We’ve never had easy circumstances, for the sake of context: we went from being two hours apart for a few months to an overseas deployment to being 2.5 hours apart for 3 years to being on opposite sides of the country. He’s always had an incredibly demanding job in the military and now he’s attending a very competitive business school, I’ve had some health problems as well as anxiety/depression which I manage effectively enough that most people are shocked when I tell them it’s something I struggle with, and then a couple weeks before this most recent break-up I had a miscarriage. (I was on birth control so it didn’t even dawn on me that I might be pregnant until the very unpleasant process of miscarrying which prompted the realization of how late I was.)
The break-ups were always initiated by him, and I guess I took him back each time because they felt more like panic attacks as a result of him being overwhelmed with life and slamming on the breaks to compartmentalize. He’s not the best at juggling his emotions and communicating them, and as someone who has my own panic attacks/bad spells I guess I empathized. We always came back from these spells stronger and our communication much better than before.

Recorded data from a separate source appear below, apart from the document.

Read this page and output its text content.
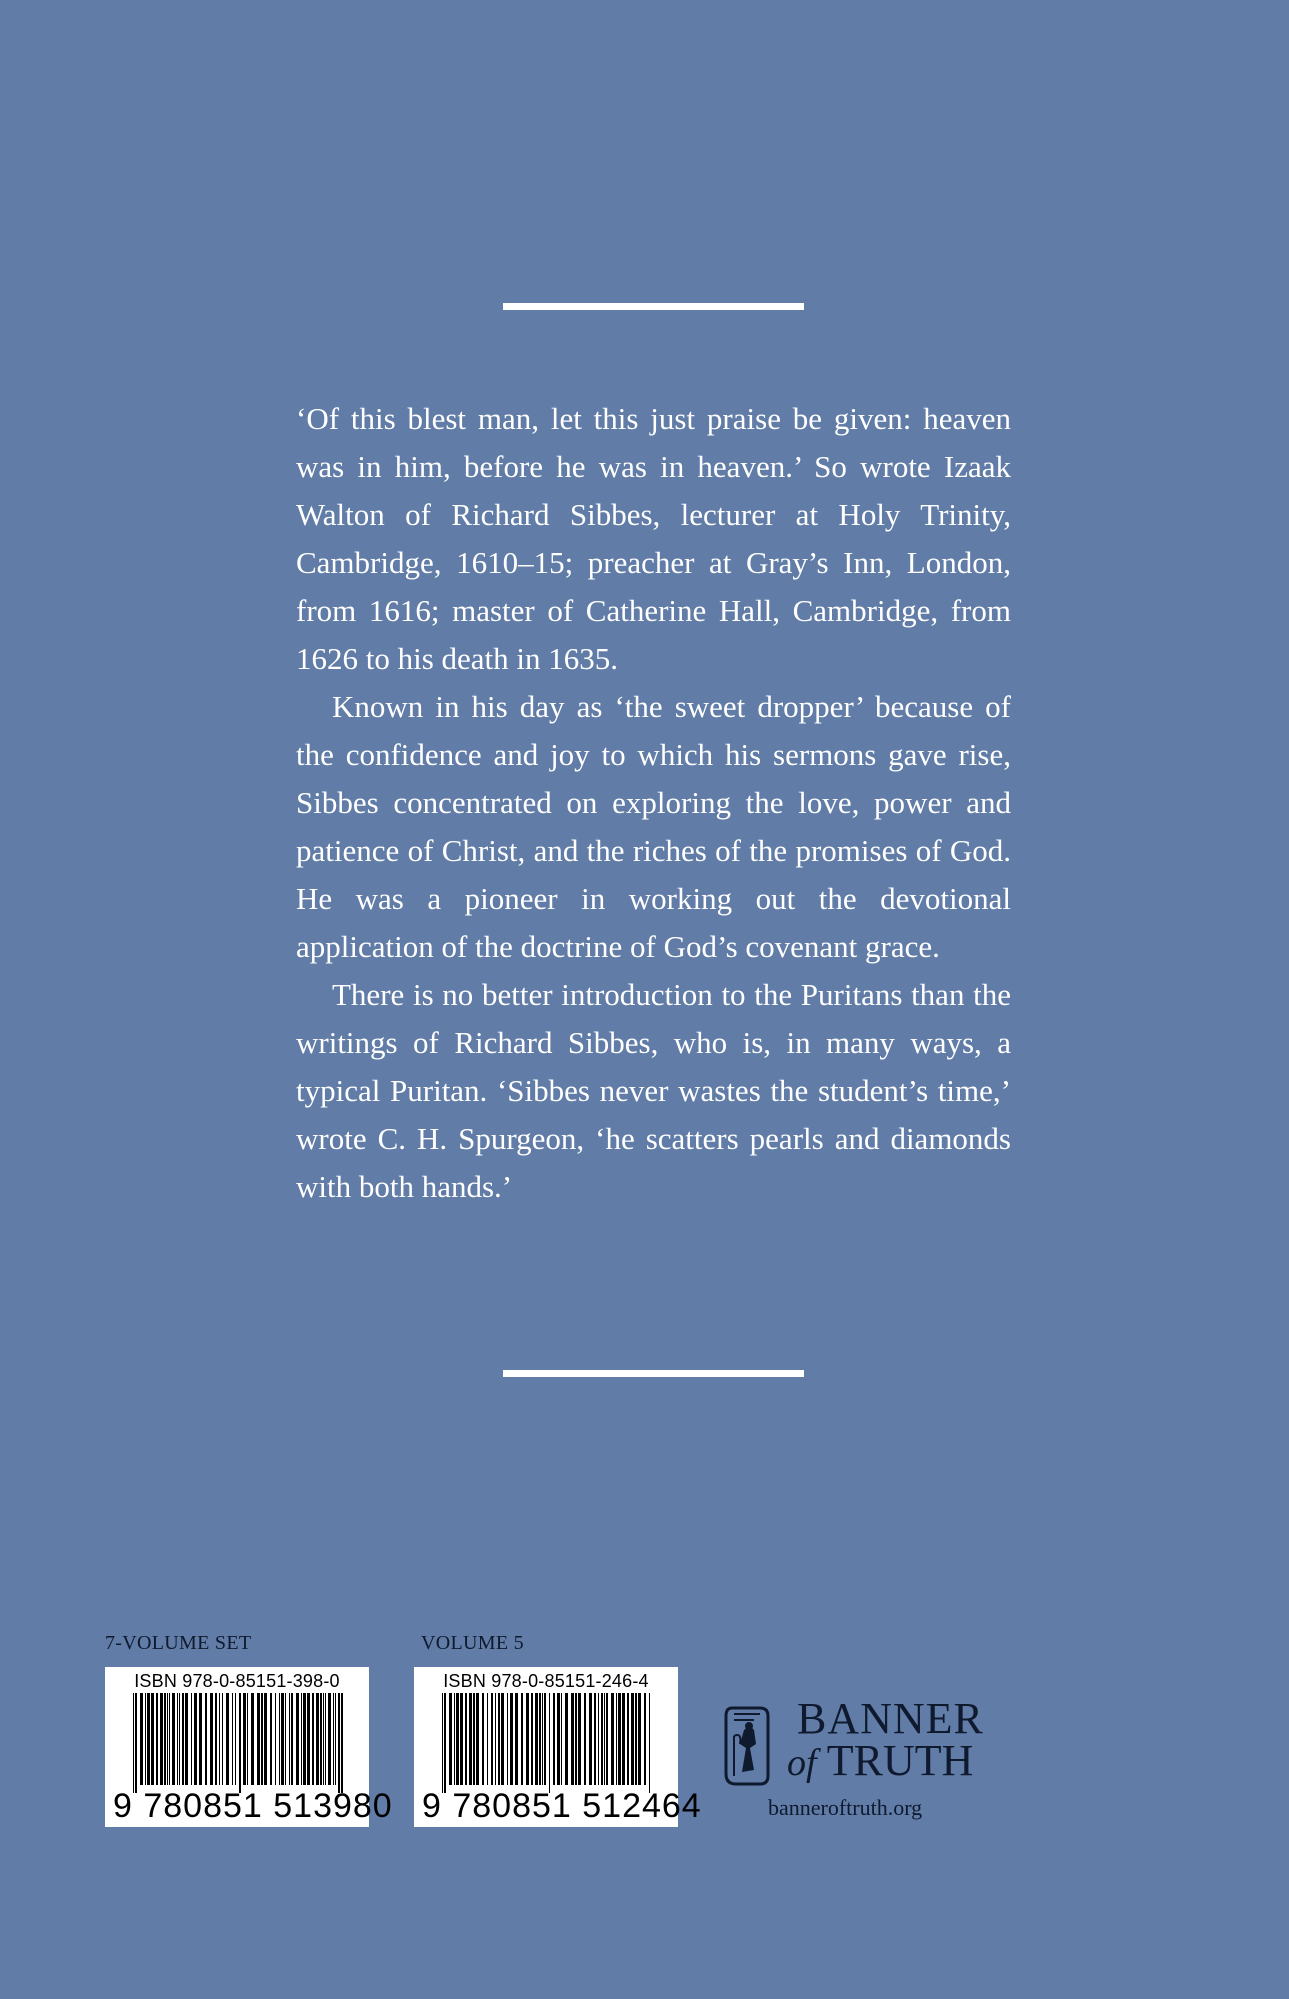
‘Of this blest man, let this just praise be given: heaven was in him, before he was in heaven.’ So wrote Izaak Walton of Richard Sibbes, lecturer at Holy Trinity, Cambridge, 1610–15; preacher at Gray’s Inn, London, from 1616; master of Catherine Hall, Cambridge, from 1626 to his death in 1635.

Known in his day as ‘the sweet dropper’ because of the confidence and joy to which his sermons gave rise, Sibbes concentrated on exploring the love, power and patience of Christ, and the riches of the promises of God. He was a pioneer in working out the devotional application of the doctrine of God’s covenant grace.

There is no better introduction to the Puritans than the writings of Richard Sibbes, who is, in many ways, a typical Puritan. ‘Sibbes never wastes the student’s time,’ wrote C. H. Spurgeon, ‘he scatters pearls and diamonds with both hands.’

7-VOLUME SET	VOLUME 5
ISBN 978-0-85151-398-0
9 780851 513980
ISBN 978-0-85151-246-4
9 780851 512464
BANNER
of TRUTH
banneroftruth.org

This last time I thought we were in it for the long-haul, though. I’d specifically told him I didn’t want to get back together unless it was headed towards marriage, even.
Anywho, I had flown to where he was and spent a week of vacation helping him move into his new apartment and then flew home with another visit already on the books in about 6 weeks, flight purchased and everything. The week of the visit arrives and he asks me not to come. He tells me how much he loves me and misses me but that he’s drowning in school and struggling to adjust to a very different pace of life (he is not the strongest student and was at a very quiet desert base in the middle of nowhere before this) so even though I was disappointed and hurt I understood and we moved the flight about a month out.
And I admit I was struggling to adjust to his new life too. He’d be in class long hours and then go out late blowing off steam with his cohorts and trying to make new connections, and yeah, I felt a little forgotten and we’d had some very heated fights about it, which is why I was so excited for the visit – to finally meet everyone, feel included and for us to kind of reconnect.
But again… the week of the visit comes and he tells me not to come because we need to be over. He just couldn’t see our relationship going any farther than this, even though we’ve regularly talked about me moving out there, marriage, children, the kind of family dynamic we wanted, even swapped pictures of rings I might like and such.
Well, I lost it on him. Eventually he admits he just doesn’t feel like he has his ducks in a row and can’t stand the idea of dragging me through all of this while he sorts himself out which seems like a giant cop-out to me and I told him as much, and now we’re back to where we’ve been so many times before – communicating every single day but not really together, not really done with each other.
I know I must have painted this awful picture of him just now, but in so many ways he’s also been the most amazing partner and that the back and forth on his part has tainted all of that both kills me and leaves me hesitant to completely cut him out of my life because I can’t help but thinking someday he’ll get there…?
I have no excuses for myself, bees. I’m young (30), not at all unattractive, and I have so much to bring to a relationship with someone who knows what they want. I know this is not healthy anymore and what I need to do – I just can’t seem to find it in myself to do it…?
I feel like I’m getting up and going about my life but my heart stays at home in bed at this point. Help.